У него распухшие веки, покрасневшие глаза… Сможет ли он чего-нибудь добиться? Работает он отчаянно, даже ночами, он медлителен, усерден и желчен. Возмущается сослуживцами, которые проводят полдня в болтовне или за кофепитием. Возмущается собственной пуританской семьей, воспитавшей его застенчивым и беспомощным, своим буржуазным происхождением – этим пожизненным клеймом, сиди хоть все ночи напролет, все равно не выдвинешься.

– Отчего же именно мне ее брать? По-моему, надо просто оставить ее в покое, – не унимается его дуреха сестра. Сколько он себя помнит, она всегда выводила его из терпения.

Андрей повернулся к ней спиной, распаковывает свертки, сверточки, вынимает термос.

– Вот, тут Нелли на пару приготовила.

Он показывает сестре фрикадельки – надо переменить тему. Есть же на свете люди, с которыми, как ни старайся, все равно не договоришься.

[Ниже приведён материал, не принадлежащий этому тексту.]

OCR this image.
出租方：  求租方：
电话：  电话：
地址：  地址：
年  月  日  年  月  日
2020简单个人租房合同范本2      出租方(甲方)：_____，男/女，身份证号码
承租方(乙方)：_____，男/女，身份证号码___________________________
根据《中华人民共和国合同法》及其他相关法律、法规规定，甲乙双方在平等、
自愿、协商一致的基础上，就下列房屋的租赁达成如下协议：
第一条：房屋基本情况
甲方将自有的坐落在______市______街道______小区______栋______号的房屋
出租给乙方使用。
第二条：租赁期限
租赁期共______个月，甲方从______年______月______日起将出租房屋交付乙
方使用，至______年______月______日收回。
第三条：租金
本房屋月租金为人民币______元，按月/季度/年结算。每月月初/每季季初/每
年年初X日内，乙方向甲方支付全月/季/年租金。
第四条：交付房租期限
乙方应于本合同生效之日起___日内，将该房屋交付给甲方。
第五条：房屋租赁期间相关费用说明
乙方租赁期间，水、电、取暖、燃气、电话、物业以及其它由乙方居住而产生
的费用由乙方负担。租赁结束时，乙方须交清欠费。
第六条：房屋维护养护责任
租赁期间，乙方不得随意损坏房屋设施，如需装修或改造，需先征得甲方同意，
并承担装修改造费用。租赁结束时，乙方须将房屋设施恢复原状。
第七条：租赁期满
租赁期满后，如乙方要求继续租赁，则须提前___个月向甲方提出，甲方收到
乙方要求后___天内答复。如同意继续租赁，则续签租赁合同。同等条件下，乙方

Воздух в реанимации спертый, тяжкий. А мать лежит такая прекрасная: это прозрачно-белое лицо, тонкие руки, темные мечтательные глаза – куда подевалась крепкая, энергичная, властная женщина?

– Значит, ты стоишь на своем, – для порядка подытоживает Андрей, освобождая термос из бумаг и пакетов.

С самого детства руки у него были золотые, все-то он умел делать, только дай ему срок – что угодно починит. Ему бы только время, он во всем разберется, он и ночами работает, по 4–5 часов спит, а ведь как посмотришь вокруг – мало кто в свое дело так душу вкладывает. Посмотришь вокруг – диву даешься, как это все не провалилось в тартарары…

– Завтра придешь?

Романица вышла его проводить. Постепенно запах реанимации – запах мыла, спирта, запах испражнений – отступает. В этот час коридоры пусты. В ординаторской нянечка – та, у которой расширение вен на ногах, – старательно гладит белье, принесенное из дому. Высокий, нескладный Андрей подходит к ней на цыпочках и всовывает бумажку в десять леев в оттопыренный карман передника. Сегодня субботний вечер – слышится музыкальная заставка к сериалу «Богач, бедняк»; ассистенты спускаются к телевизору.

– Нет, теперь через три дня, у меня работа, – помедлив, решительно заявляет он.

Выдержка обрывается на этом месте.